Earlier this week the folks at Google published a blog post announcing that they’ve decoded to opensource Guetzli, their JPEG encoder which supposedly is much better than anything else available.
The scope of this release was to help webmasters compress their images better so that they have less impact over the page loading time. Besides that, reducing the image size would also help reduce the storage space on the server, especially in the case of very large sites.
Since I’ve already been using JPEGOptim to get the maximum compression out of my image files and sometimes used Mogrify to resize them I’ve decided to give Guetzli a try given that there’s always place for improvements so I installed the dependencies and cloned the Guetzli repo on one of my production servers.
Compiling it was fairly quick so without bothering too much with the release docs I jumped into testing it on one of my images, a 3872×2592 JPEG image which had a size of 1612 KB (I’m using KB instead of MB because the values are much more accurate):After running Guetzli, which by the way means cookie in Swiss German, I noticed that the process takes an awful time to complete even on a server with 4GB RAM available and nearly no load.

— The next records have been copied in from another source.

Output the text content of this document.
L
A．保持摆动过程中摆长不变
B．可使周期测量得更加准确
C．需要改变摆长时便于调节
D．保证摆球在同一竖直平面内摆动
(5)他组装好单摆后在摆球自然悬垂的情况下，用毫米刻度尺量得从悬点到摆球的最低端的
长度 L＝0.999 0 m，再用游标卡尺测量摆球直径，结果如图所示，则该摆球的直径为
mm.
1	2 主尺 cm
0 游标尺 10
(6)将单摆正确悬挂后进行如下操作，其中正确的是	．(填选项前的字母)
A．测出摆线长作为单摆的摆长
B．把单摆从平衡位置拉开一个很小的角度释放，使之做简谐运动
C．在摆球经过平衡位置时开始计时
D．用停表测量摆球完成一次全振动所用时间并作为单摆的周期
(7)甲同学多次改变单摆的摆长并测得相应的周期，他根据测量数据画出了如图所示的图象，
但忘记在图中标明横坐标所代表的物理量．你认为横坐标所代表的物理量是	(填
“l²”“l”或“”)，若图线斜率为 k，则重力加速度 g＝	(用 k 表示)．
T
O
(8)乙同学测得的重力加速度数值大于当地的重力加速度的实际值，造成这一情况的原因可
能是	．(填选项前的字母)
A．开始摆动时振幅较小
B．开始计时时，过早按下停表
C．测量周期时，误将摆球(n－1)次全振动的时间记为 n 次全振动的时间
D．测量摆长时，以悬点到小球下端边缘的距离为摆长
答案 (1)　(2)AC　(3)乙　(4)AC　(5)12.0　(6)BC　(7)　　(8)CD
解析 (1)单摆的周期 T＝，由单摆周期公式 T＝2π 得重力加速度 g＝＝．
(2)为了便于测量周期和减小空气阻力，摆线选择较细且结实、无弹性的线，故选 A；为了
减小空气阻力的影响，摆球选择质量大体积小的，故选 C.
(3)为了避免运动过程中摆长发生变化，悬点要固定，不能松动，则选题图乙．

Half an hour later there was no change as the process was still running with a server load of 1.5 (which wasn’t too much by the way) so I checked the original docs (yea, I know RTFM first!) and noticed that they were mentioning the fact that Guetzli is heavy on resources as it requires 300MB of virtual memory for every million of pixels referenced in the picture. This means that my image with 10036224 pixels requires over 3GB of virtual memory to process the conversion. Wow, that’s heavy.
Lucky for me, the Linux memory throttle did not let Guetzli use up all the available memory so that it could do the conversion instantly and had it work it out throughout approximately 40 minutes.
The result? Well you have it below, the same picture which was reduced to 1356 KB:
With this specific and complex image which was chosen at random I managed to reduce the JPEG size by 256 KB which is roughly 15% improvement. It ain’t much judging by the initial expectations and considering that the developers reference a decrease between 20% and 30% while in some cases an average of 35% is referenced as well, however in the economy of server resources 15% is a great improvement on such complex images on top of what JPEGOptim was able to do.
The only problem I can see with Guetzli is represented by the fact that due to it being so resource intensive it cannot be used on production servers or for optimizing multiple images simultaneously which creates a drawback when it comes to using it for bulk image optimization.
P.S. Guetzli also works for PNG images and converts them to JPEG. However if you’re using it on PNG’s with transparent background, the conversion will replace the transparency with a black background given that the JPEG format does not support the alpha layer.